The Declaration of Independence asserts that governments “derive their just powers from the consent of the governed.” In the American political tradition, legitimate consent is direct representation through the electoral process. How, then, to safeguard the private rights of individuals from potential abuse at the hands of democratic majorities? Through their colonial and English heritage of written charters, and their Revolutionary experience of resistance to overbearing and unelected government, Americans developed a new constitutional theory. In Britain’s imperial structure, central authority had restrained the local, and crown-appointed executives restrained the legislative. The American Revolution consciously threw off those restraints, only for the Framers to reimpose analogous mechanisms less than a decade later. As Pennsylvania’s James Wilson claimed amid the ratification debate, this was no antidemocratic counterrevolution. Instead, the U.S. Constitution “shrewdly avoided choosing between the federal government and the states,” thus evading the conceptual dilemma that rent Britain’s empire asunder. “Sovereignty in America, [Wilson] said, did not reside in any institution of government, or even in all the institutions of government put together. Instead, sovereignty, the final, supreme, indivisible lawmaking authority, remained with the people themselves,” Wood writes. In striking upon this idea, “Federalists could scarcely restrain themselves in drawing out its implications,” chiefly that “locating sovereignty in the people themselves makes possible the idea of federalism.” Sovereign power is not divided against itself. Instead, each layer and branch of government is a mere instrument of the people empowered to some particular and limited purpose. Thus, written constitutions themselves are not external restraints upon the people but supreme expressions of the people’s own will. The constitution is then, in the words of George Washington’s “Farewell Address,” “until changed by an explicit and authentic act of the whole people, sacredly obligatory upon all.”

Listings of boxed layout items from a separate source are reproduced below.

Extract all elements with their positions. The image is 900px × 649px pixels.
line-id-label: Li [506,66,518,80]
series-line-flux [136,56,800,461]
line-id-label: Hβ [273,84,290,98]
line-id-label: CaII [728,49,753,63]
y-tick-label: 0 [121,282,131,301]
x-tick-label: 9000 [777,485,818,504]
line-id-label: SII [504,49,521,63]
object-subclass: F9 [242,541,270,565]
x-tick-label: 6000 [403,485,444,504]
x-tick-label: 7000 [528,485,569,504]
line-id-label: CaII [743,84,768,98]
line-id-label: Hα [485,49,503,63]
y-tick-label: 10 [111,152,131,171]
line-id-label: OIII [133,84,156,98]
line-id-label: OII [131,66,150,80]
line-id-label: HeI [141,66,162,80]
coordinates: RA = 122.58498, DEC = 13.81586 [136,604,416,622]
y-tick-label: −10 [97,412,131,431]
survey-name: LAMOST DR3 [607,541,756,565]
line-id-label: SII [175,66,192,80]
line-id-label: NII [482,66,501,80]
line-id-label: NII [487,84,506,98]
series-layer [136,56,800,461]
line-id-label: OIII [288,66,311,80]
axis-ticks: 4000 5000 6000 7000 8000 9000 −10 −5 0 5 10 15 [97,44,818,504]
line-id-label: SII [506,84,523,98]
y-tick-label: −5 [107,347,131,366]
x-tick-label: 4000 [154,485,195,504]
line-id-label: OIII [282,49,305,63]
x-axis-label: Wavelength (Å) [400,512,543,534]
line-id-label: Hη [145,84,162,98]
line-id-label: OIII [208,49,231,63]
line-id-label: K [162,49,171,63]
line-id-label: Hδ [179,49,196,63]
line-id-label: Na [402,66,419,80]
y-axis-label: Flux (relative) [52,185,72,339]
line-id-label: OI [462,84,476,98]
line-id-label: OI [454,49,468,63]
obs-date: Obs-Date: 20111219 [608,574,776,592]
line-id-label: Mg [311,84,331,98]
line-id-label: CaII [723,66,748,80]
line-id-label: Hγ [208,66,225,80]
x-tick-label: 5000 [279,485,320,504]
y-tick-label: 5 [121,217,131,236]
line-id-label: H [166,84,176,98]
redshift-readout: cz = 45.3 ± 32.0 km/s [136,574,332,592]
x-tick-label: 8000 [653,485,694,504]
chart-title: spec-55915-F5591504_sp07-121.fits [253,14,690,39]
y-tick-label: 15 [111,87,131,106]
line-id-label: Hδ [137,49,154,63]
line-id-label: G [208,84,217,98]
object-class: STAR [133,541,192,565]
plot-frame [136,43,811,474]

The whole genius of this constitutional heritage is perhaps nowhere more aptly stated than in Abraham Lincoln’s first inaugural: “A majority, held in restraint by constitutional checks and limitations, . . . changing easily with deliberate changes of popular opinions and sentiments, is the only true sovereign of a free people.” No living historian has done more to illuminate the origins and emergence of that tradition in the Revolutionary era; I can imagine no better or more potently concise introduction to that historian’s work than Wood’s own Power and Liberty.